Вам исполнилось 18 лет?
Название: Донна Анна
Автор: Колючая
Фандом: Ориджинал
Пейринг:
Рейтинг: PG-13
Тип: Femslash
Гендерный маркер: None
Жанры: Романс, Slice of Life/Повседневность
Скачать: PDF EPUB MOBI FB2 HTML TXT
Описание: написано на Ориджинал-фест по заявке "Ночные Снайперы - Ты дарила мне розы Фемслэш, романс. Можно рейтинг, на усмотрение автора. И совершенно обязательно - правдоподобный Хэппи Энд, без розовых соплей."
- Цветы для синьориты.
Придыхание в голосе было почти порнографичным, мужской костюм нелепо сидел на женском теле, и я расхохоталась, но приняла розы. Без шипов, те были аккуратно обрезаны. Или, может, сорт такой.
- Спасибо, синьор. Синьора?
Я не могла не смеяться. Мы привлекали внимание, но мне было плевать: в институте культуры фриков хватало, а любопытство хочется удовлетворить даже простым смертным.
- Называйте меня дон Гуан, донна Анна.
- Так я замужем или нет?
- Да ну тебя, - буркнула Лара и села рядом. - Все веселье испортила. Я ей, понимаете ли, розы! Даже костюм спи... позаимствовала. С галстуком!

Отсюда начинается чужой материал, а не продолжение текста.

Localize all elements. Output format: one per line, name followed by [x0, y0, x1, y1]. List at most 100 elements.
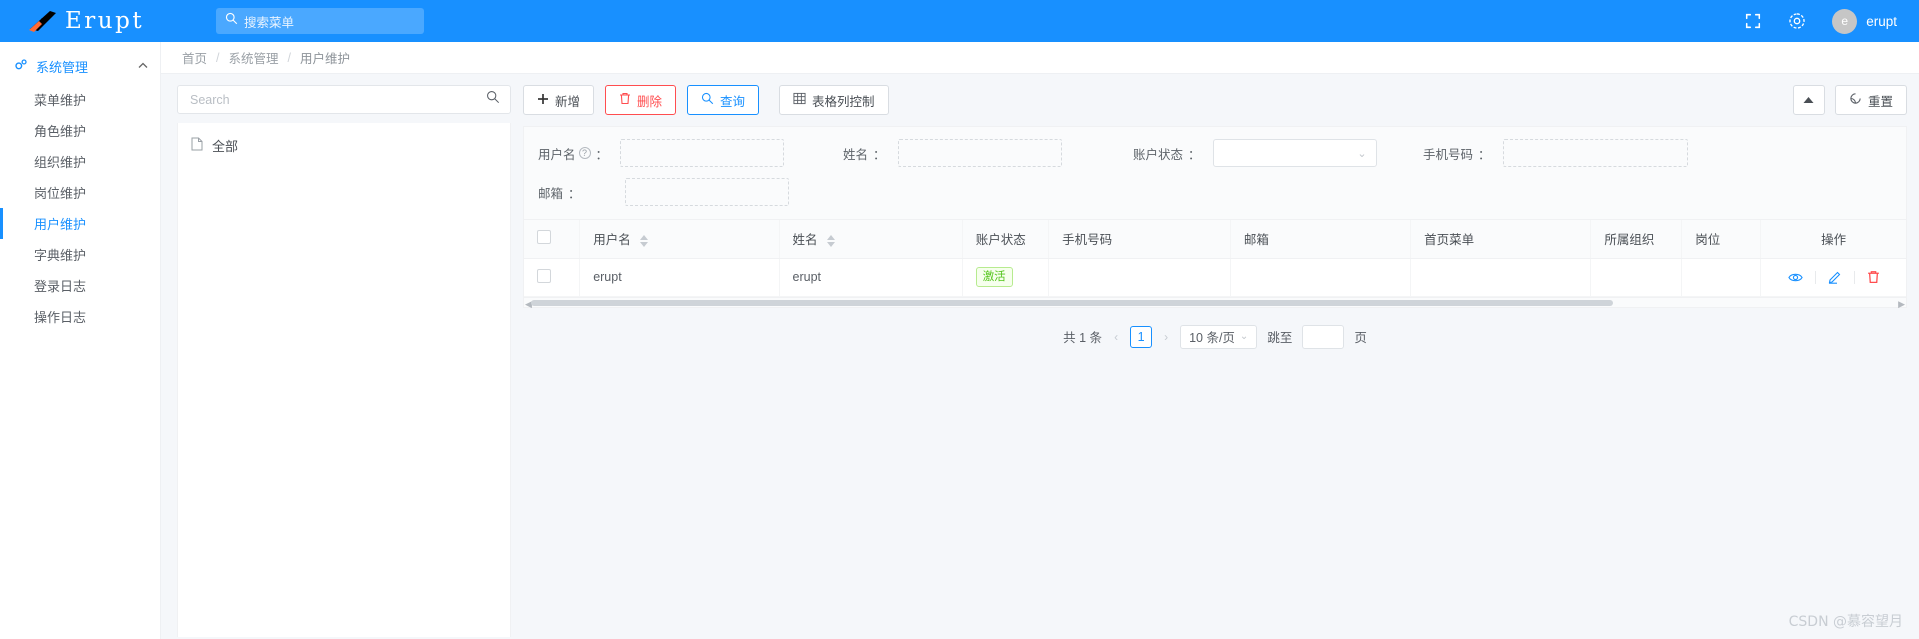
- jump-input[interactable]: [1302, 324, 1345, 349]
- sidebar-group-system[interactable]: 系统管理: [0, 48, 160, 84]
- pagination-total: 共 1 条: [1063, 331, 1103, 345]
- cell-phone: [1048, 258, 1231, 297]
- user-table: 用户名 姓名 账户状态 手机号码 邮箱 首页菜单 所属组织 岗位 操作 erup…: [523, 220, 1907, 298]
- sidebar-item-role-maint[interactable]: 角色维护: [0, 115, 160, 146]
- th-name[interactable]: 姓名: [779, 220, 963, 259]
- search-form-row-1: 用户名 ? ： 姓名 ： 账户状态 ： ⌄ 手机号码 ：: [538, 139, 1892, 167]
- header-actions: e erupt: [1744, 8, 1919, 34]
- field-email-colon: ：: [568, 186, 581, 201]
- menu-search-box[interactable]: 搜索菜单: [216, 8, 424, 34]
- field-account-status: 账户状态 ： ⌄: [1133, 139, 1423, 167]
- table-hscrollbar[interactable]: ◀ ▶: [523, 297, 1907, 310]
- sidebar-item-user-maint[interactable]: 用户维护: [0, 208, 160, 239]
- select-all-checkbox[interactable]: [537, 230, 551, 245]
- sidebar-item-operation-log[interactable]: 操作日志: [0, 301, 160, 332]
- th-phone: 手机号码: [1048, 220, 1231, 259]
- brand[interactable]: Erupt: [0, 0, 196, 42]
- breadcrumb-item-home[interactable]: 首页: [182, 48, 207, 67]
- email-input[interactable]: [624, 178, 789, 206]
- th-account-status: 账户状态: [962, 220, 1050, 259]
- field-phone-text: 手机号码: [1423, 147, 1474, 162]
- sidebar-item-label: 字典维护: [34, 248, 87, 263]
- delete-button-label: 删除: [637, 94, 663, 109]
- content-area: 全部 新增 删除: [161, 74, 1919, 639]
- avatar: e: [1832, 8, 1858, 34]
- edit-icon[interactable]: [1816, 270, 1854, 284]
- scrollbar-thumb[interactable]: [531, 299, 1613, 306]
- sidebar-item-label: 角色维护: [34, 124, 87, 139]
- sort-icon[interactable]: [640, 234, 649, 247]
- sort-icon[interactable]: [827, 234, 835, 247]
- tree-search-input[interactable]: [188, 91, 486, 108]
- sidebar-item-post-maint[interactable]: 岗位维护: [0, 177, 160, 208]
- caret-up-icon: [1803, 91, 1814, 109]
- view-icon[interactable]: [1776, 272, 1815, 283]
- scroll-right-icon[interactable]: ▶: [1898, 299, 1905, 310]
- chevron-up-icon[interactable]: [138, 61, 148, 72]
- pagination-page-1[interactable]: 1: [1130, 325, 1153, 348]
- tree-body: 全部: [177, 123, 511, 637]
- query-button[interactable]: 查询: [687, 85, 760, 115]
- name-input[interactable]: [897, 139, 1062, 167]
- fullscreen-icon[interactable]: [1744, 12, 1762, 30]
- tree-node-all[interactable]: 全部: [191, 136, 510, 155]
- search-form: 用户名 ? ： 姓名 ： 账户状态 ： ⌄ 手机号码 ： 邮箱 ：: [523, 126, 1907, 220]
- sidebar-item-login-log[interactable]: 登录日志: [0, 270, 160, 301]
- row-actions: [1774, 270, 1893, 284]
- field-email-label: 邮箱 ：: [538, 183, 581, 202]
- pagination-next[interactable]: ›: [1162, 330, 1170, 344]
- row-checkbox[interactable]: [537, 268, 551, 283]
- breadcrumb-separator: /: [287, 50, 291, 65]
- tree-node-label: 全部: [212, 139, 239, 154]
- field-username-label: 用户名 ? ：: [538, 144, 608, 163]
- th-email: 邮箱: [1230, 220, 1412, 259]
- add-button[interactable]: 新增: [523, 85, 595, 115]
- cell-email: [1230, 258, 1412, 297]
- field-name-colon: ：: [873, 147, 886, 162]
- plus-icon: [537, 93, 549, 108]
- pagination-prev[interactable]: ‹: [1112, 330, 1120, 344]
- breadcrumb-item-system[interactable]: 系统管理: [229, 48, 279, 67]
- sidebar-item-dict-maint[interactable]: 字典维护: [0, 239, 160, 270]
- sidebar: 系统管理 菜单维护 角色维护 组织维护 岗位维护 用户维护 字典维护 登录日志 …: [0, 42, 161, 639]
- gear-icon[interactable]: [1788, 12, 1806, 30]
- field-account-status-text: 账户状态: [1133, 147, 1184, 162]
- cell-name: erupt: [779, 258, 963, 297]
- sidebar-item-label: 登录日志: [34, 279, 87, 294]
- page-size-value: 10 条/页: [1189, 331, 1235, 345]
- sidebar-item-menu-maint[interactable]: 菜单维护: [0, 84, 160, 115]
- table-icon: [793, 92, 806, 108]
- th-username[interactable]: 用户名: [579, 220, 780, 259]
- field-username: 用户名 ? ：: [538, 139, 843, 167]
- field-account-status-colon: ：: [1188, 147, 1201, 162]
- search-icon: [225, 12, 238, 30]
- page-size-select[interactable]: 10 条/页 ⌄: [1180, 324, 1258, 349]
- jump-label: 跳至: [1267, 331, 1293, 345]
- delete-icon[interactable]: [1855, 270, 1892, 284]
- search-form-row-2: 邮箱 ：: [538, 178, 1892, 206]
- toolbar-right-actions: 重置: [1792, 85, 1907, 115]
- user-name: erupt: [1866, 13, 1897, 29]
- collapse-search-button[interactable]: [1792, 85, 1825, 115]
- field-account-status-label: 账户状态 ：: [1133, 144, 1201, 163]
- tree-search-box[interactable]: [177, 85, 511, 114]
- delete-button[interactable]: 删除: [605, 85, 677, 115]
- phone-input[interactable]: [1502, 139, 1688, 167]
- username-input[interactable]: [620, 139, 785, 167]
- field-username-text: 用户名: [538, 147, 576, 162]
- search-icon[interactable]: [486, 90, 500, 109]
- user-menu[interactable]: e erupt: [1832, 8, 1897, 34]
- column-control-button[interactable]: 表格列控制: [779, 85, 889, 115]
- reset-button[interactable]: 重置: [1834, 85, 1907, 115]
- sidebar-item-label: 用户维护: [34, 217, 87, 232]
- table-row: erupt erupt 激活: [524, 258, 1906, 297]
- add-button-label: 新增: [555, 94, 581, 109]
- th-home-menu: 首页菜单: [1410, 220, 1592, 259]
- account-status-select[interactable]: ⌄: [1212, 139, 1377, 167]
- app-header: Erupt 搜索菜单 e erupt: [0, 0, 1919, 42]
- help-icon[interactable]: ?: [578, 147, 591, 159]
- sidebar-item-org-maint[interactable]: 组织维护: [0, 146, 160, 177]
- org-tree-panel: 全部: [177, 85, 511, 639]
- reset-button-label: 重置: [1867, 94, 1893, 109]
- field-username-colon: ：: [595, 147, 609, 162]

- Дон Гуан, простите дуру грешную, - сказала я, старательно выдерживая пафосную ноту, но не дотянула, уткнулась лбом в грубую ткань пиджака и захихикала, пытаясь не ржать.
- Начинаю подозревать, что забыл линзы, и вы вовсе не донна Анна.
- А дон Карлос? Или даже, - с трепетом предположила я, - командор де Сальва?
- Ну уж нет, - перекрестилась Лариса. - Чтобы я, да с мужчиной? Я предпочитаю блюдо понежнее.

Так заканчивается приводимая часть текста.